The move targets widespread under-the-table rental practices. Under the new rules, payments exceeding €500 must be made via bank transfer or recognized platforms like PayPal, Revolut, or Google Pay. Authorities hope this will curb informal transactions and increase financial transparency.
Additional measures are aimed at regulating short-term rentals. The Real Estate Agents Council has proposed banning daily rentals, citing safety concerns and negative impact on the hotel sector. Deputy Minister of Tourism Costas Koumis emphasized that only 30% of such units are officially registered, posing risks to public finances and the island’s reputation.
The proposal has stirred debate. Property owners fear revenue losses, especially in tourist zones, while tenant associations warn it may drive part of the market underground. Hotel operators, however, support the regulation as a way to level the competitive playing field.
The government is also advancing structural reforms in the housing sector. Interior Minister Constantinos Ioannou announced plans to reduce minimum apartment sizes by 15% and ease zoning requirements in tourist areas. Developers may be allowed to build rental units for employees and receive extra building rights in exchange for offering discounted housing.

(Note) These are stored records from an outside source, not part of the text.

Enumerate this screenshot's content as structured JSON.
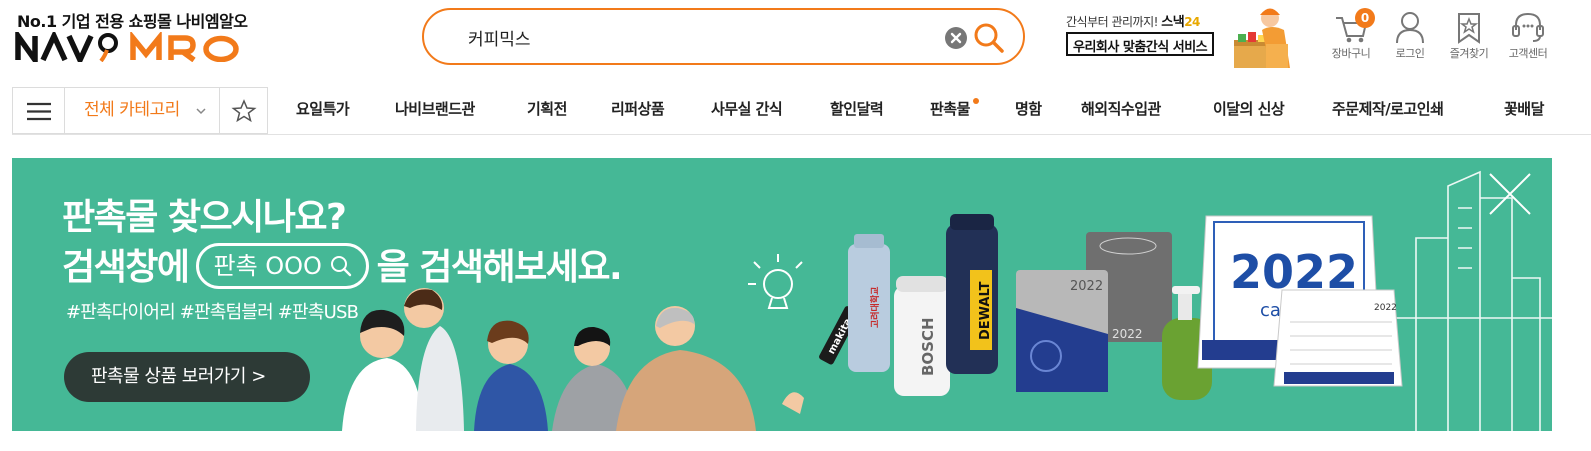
{
  "header": {
    "tagline": "No.1 기업 전용 쇼핑몰 나비엠알오",
    "logo_text": "NAVI MRO",
    "search": {
      "value": "커피믹스",
      "placeholder": ""
    },
    "ad": {
      "line1_prefix": "간식부터 관리까지!",
      "line1_brand": "스낵",
      "line1_num": "24",
      "line2": "우리회사 맞춤간식 서비스"
    },
    "utilities": [
      {
        "label": "장바구니",
        "icon": "cart-icon",
        "count": "0"
      },
      {
        "label": "로그인",
        "icon": "user-icon"
      },
      {
        "label": "즐겨찾기",
        "icon": "bookmark-star-icon"
      },
      {
        "label": "고객센터",
        "icon": "headset-icon"
      }
    ]
  },
  "nav": {
    "all_categories": "전체 카테고리",
    "items": [
      "요일특가",
      "나비브랜드관",
      "기획전",
      "리퍼상품",
      "사무실 간식",
      "할인달력",
      "판촉물",
      "명함",
      "해외직수입관",
      "이달의 신상",
      "주문제작/로고인쇄",
      "꽃배달"
    ]
  },
  "banner": {
    "headline1": "판촉물 찾으시나요?",
    "headline2_pre": "검색창에",
    "search_pill": "판촉 OOO",
    "headline2_post": "을 검색해보세요.",
    "hashtags": "#판촉다이어리 #판촉텀블러 #판촉USB",
    "cta": "판촉물 상품 보러가기  >",
    "product_texts": {
      "usb": "makita",
      "bottle1": "고려대학교",
      "bottle2": "BOSCH",
      "bottle3": "DEWALT",
      "diary_top": "2022",
      "diary_bottom": "2022",
      "calendar_year": "2022",
      "calendar_word": "caler",
      "calendar_small_year": "2022"
    },
    "colors": {
      "background": "#45b896",
      "cta": "#2d3a36"
    }
  },
  "colors": {
    "accent": "#f27a1a"
  }
}
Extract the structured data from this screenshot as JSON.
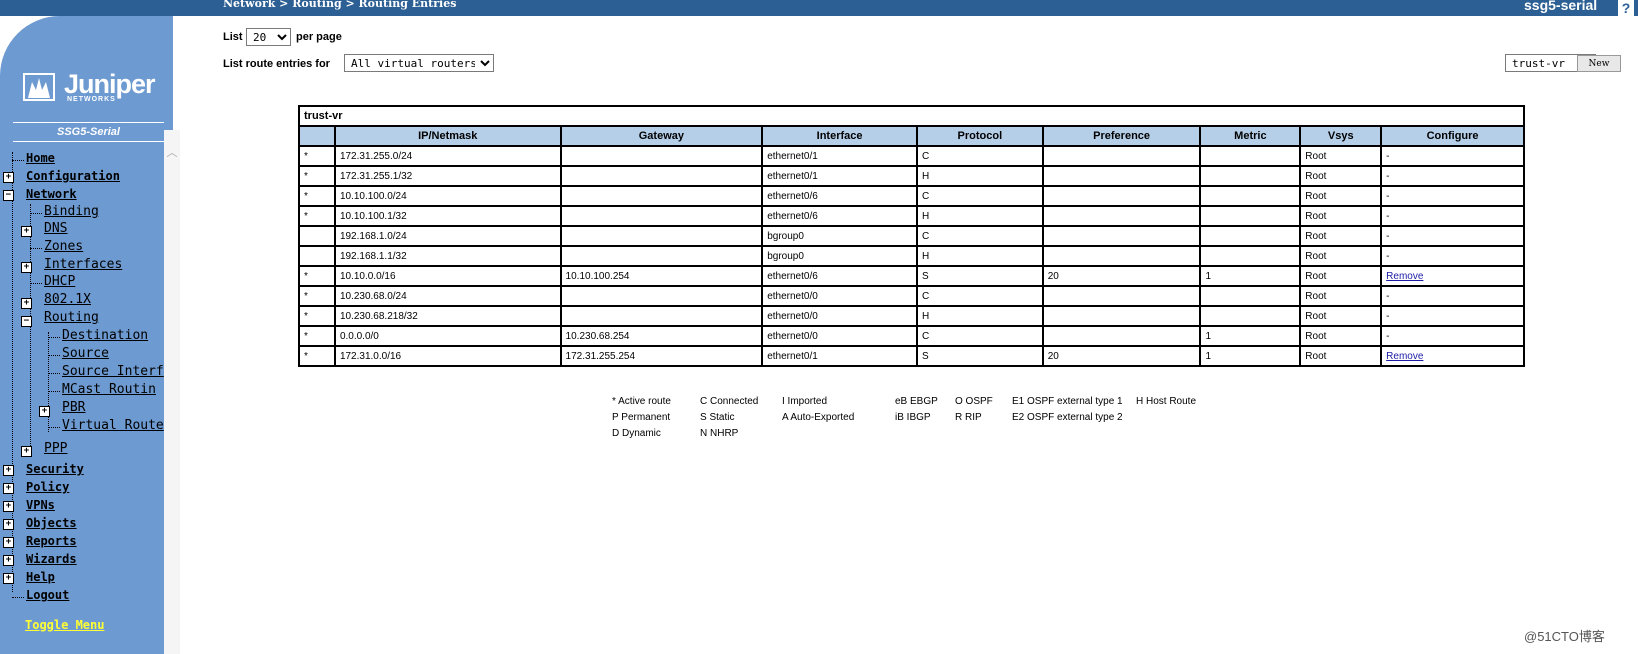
{
  "header": {
    "breadcrumb": "Network > Routing > Routing Entries",
    "device_name": "ssg5-serial",
    "help_label": "?"
  },
  "sidebar": {
    "logo_text": "Juniper",
    "logo_sub": "NETWORKS",
    "model": "SSG5-Serial",
    "items": [
      {
        "label": "Home"
      },
      {
        "label": "Configuration"
      },
      {
        "label": "Network"
      },
      {
        "label": "Binding"
      },
      {
        "label": "DNS"
      },
      {
        "label": "Zones"
      },
      {
        "label": "Interfaces"
      },
      {
        "label": "DHCP"
      },
      {
        "label": "802.1X"
      },
      {
        "label": "Routing"
      },
      {
        "label": "Destination"
      },
      {
        "label": "Source"
      },
      {
        "label": "Source Interf"
      },
      {
        "label": "MCast Routin"
      },
      {
        "label": "PBR"
      },
      {
        "label": "Virtual Route"
      },
      {
        "label": "PPP"
      },
      {
        "label": "Security"
      },
      {
        "label": "Policy"
      },
      {
        "label": "VPNs"
      },
      {
        "label": "Objects"
      },
      {
        "label": "Reports"
      },
      {
        "label": "Wizards"
      },
      {
        "label": "Help"
      },
      {
        "label": "Logout"
      }
    ],
    "toggle_menu": "Toggle Menu"
  },
  "controls": {
    "list_label": "List",
    "list_value": "20",
    "per_page_label": "per page",
    "route_entries_label": "List route entries for",
    "virtual_router_value": "All virtual routers",
    "vr_select_value": "trust-vr",
    "new_label": "New"
  },
  "table": {
    "title": "trust-vr",
    "columns": [
      "",
      "IP/Netmask",
      "Gateway",
      "Interface",
      "Protocol",
      "Preference",
      "Metric",
      "Vsys",
      "Configure"
    ],
    "rows": [
      [
        "*",
        "172.31.255.0/24",
        "",
        "ethernet0/1",
        "C",
        "",
        "",
        "Root",
        "-"
      ],
      [
        "*",
        "172.31.255.1/32",
        "",
        "ethernet0/1",
        "H",
        "",
        "",
        "Root",
        "-"
      ],
      [
        "*",
        "10.10.100.0/24",
        "",
        "ethernet0/6",
        "C",
        "",
        "",
        "Root",
        "-"
      ],
      [
        "*",
        "10.10.100.1/32",
        "",
        "ethernet0/6",
        "H",
        "",
        "",
        "Root",
        "-"
      ],
      [
        "",
        "192.168.1.0/24",
        "",
        "bgroup0",
        "C",
        "",
        "",
        "Root",
        "-"
      ],
      [
        "",
        "192.168.1.1/32",
        "",
        "bgroup0",
        "H",
        "",
        "",
        "Root",
        "-"
      ],
      [
        "*",
        "10.10.0.0/16",
        "10.10.100.254",
        "ethernet0/6",
        "S",
        "20",
        "1",
        "Root",
        "Remove"
      ],
      [
        "*",
        "10.230.68.0/24",
        "",
        "ethernet0/0",
        "C",
        "",
        "",
        "Root",
        "-"
      ],
      [
        "*",
        "10.230.68.218/32",
        "",
        "ethernet0/0",
        "H",
        "",
        "",
        "Root",
        "-"
      ],
      [
        "*",
        "0.0.0.0/0",
        "10.230.68.254",
        "ethernet0/0",
        "C",
        "",
        "1",
        "Root",
        "-"
      ],
      [
        "*",
        "172.31.0.0/16",
        "172.31.255.254",
        "ethernet0/1",
        "S",
        "20",
        "1",
        "Root",
        "Remove"
      ]
    ]
  },
  "legend": {
    "active": "* Active route",
    "connected": "C Connected",
    "imported": "I Imported",
    "ebgp": "eB EBGP",
    "ospf": "O OSPF",
    "e1": "E1 OSPF external type 1",
    "host": "H Host Route",
    "permanent": "P Permanent",
    "static": "S Static",
    "auto": "A Auto-Exported",
    "ibgp": "iB IBGP",
    "rip": "R RIP",
    "e2": "E2 OSPF external type 2",
    "dynamic": "D Dynamic",
    "nhrp": "N NHRP"
  },
  "watermark": "@51CTO博客",
  "colors": {
    "topbar": "#2c5f93",
    "sidebar": "#6d9ad0",
    "table_header": "#b5cfe9",
    "toggle_menu": "#ffff33"
  }
}
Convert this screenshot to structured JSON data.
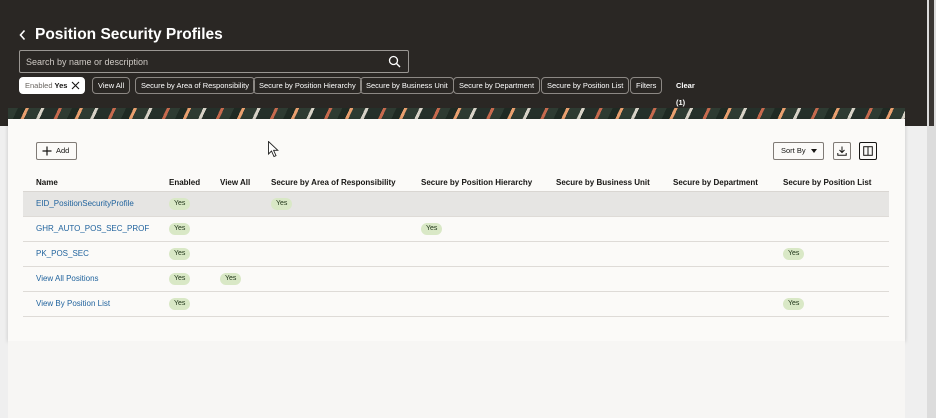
{
  "header": {
    "title": "Position Security Profiles",
    "search_placeholder": "Search by name or description"
  },
  "filters": {
    "enabled_chip": {
      "label": "Enabled",
      "value": "Yes"
    },
    "chips": [
      "View All",
      "Secure by Area of Responsibility",
      "Secure by Position Hierarchy",
      "Secure by Business Unit",
      "Secure by Department",
      "Secure by Position List",
      "Filters"
    ],
    "clear_label": "Clear (1)"
  },
  "toolbar": {
    "add_label": "Add",
    "sort_label": "Sort By"
  },
  "table": {
    "columns": [
      "Name",
      "Enabled",
      "View All",
      "Secure by Area of Responsibility",
      "Secure by Position Hierarchy",
      "Secure by Business Unit",
      "Secure by Department",
      "Secure by Position List"
    ],
    "rows": [
      {
        "name": "EID_PositionSecurityProfile",
        "enabled": "Yes",
        "view_all": "",
        "area": "Yes",
        "hierarchy": "",
        "bu": "",
        "dept": "",
        "list": ""
      },
      {
        "name": "GHR_AUTO_POS_SEC_PROF",
        "enabled": "Yes",
        "view_all": "",
        "area": "",
        "hierarchy": "Yes",
        "bu": "",
        "dept": "",
        "list": ""
      },
      {
        "name": "PK_POS_SEC",
        "enabled": "Yes",
        "view_all": "",
        "area": "",
        "hierarchy": "",
        "bu": "",
        "dept": "",
        "list": "Yes"
      },
      {
        "name": "View All Positions",
        "enabled": "Yes",
        "view_all": "Yes",
        "area": "",
        "hierarchy": "",
        "bu": "",
        "dept": "",
        "list": ""
      },
      {
        "name": "View By Position List",
        "enabled": "Yes",
        "view_all": "",
        "area": "",
        "hierarchy": "",
        "bu": "",
        "dept": "",
        "list": "Yes"
      }
    ]
  },
  "colors": {
    "header_bg": "#2a2724",
    "link": "#22649e",
    "badge_bg": "#d9e8c6"
  }
}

Building permit approval times will be shortened: 20 working days for private homes and 40 days for major projects. Meanwhile, the government may revoke the 5% VAT privilege for foreign buyers who violate ownership terms—such as illegally renting out property. Lawmakers argue that tax benefits should prioritize local families with medium or low income, even if that reduces foreign investor interest.
Tax-related reforms also target commercial entities. Businesses that fail to issue receipts or underreport revenues may be shut down for 48+ hours. Other measures include:
Seizure of company shares if unpaid taxes exceed €3,000 for over a month
Confiscation of property for debts over €10,000, with refunds for excess value
Ban on deregistering companies under investigation or with outstanding tax obligations
Until now, tax authorities mainly issued warnings and fines. The new approach imposes direct sanctions—closures, seizures, and public accountability. These methods, already applied in other EU countries, have proven effective, according to Cypriot officials.
The government also plans to adjust the tax burden: raising corporate tax from 12.5% to 15%, while reducing the defense levy on dividends from 17% to 5%.
These changes reflect a shift toward transparency and social equity in real estate and tax policy. The reforms aim to dismantle shadow systems and reallocate benefits more equitably. However, they have sparked pushback from investors and developers concerned about the impact on the investment climate.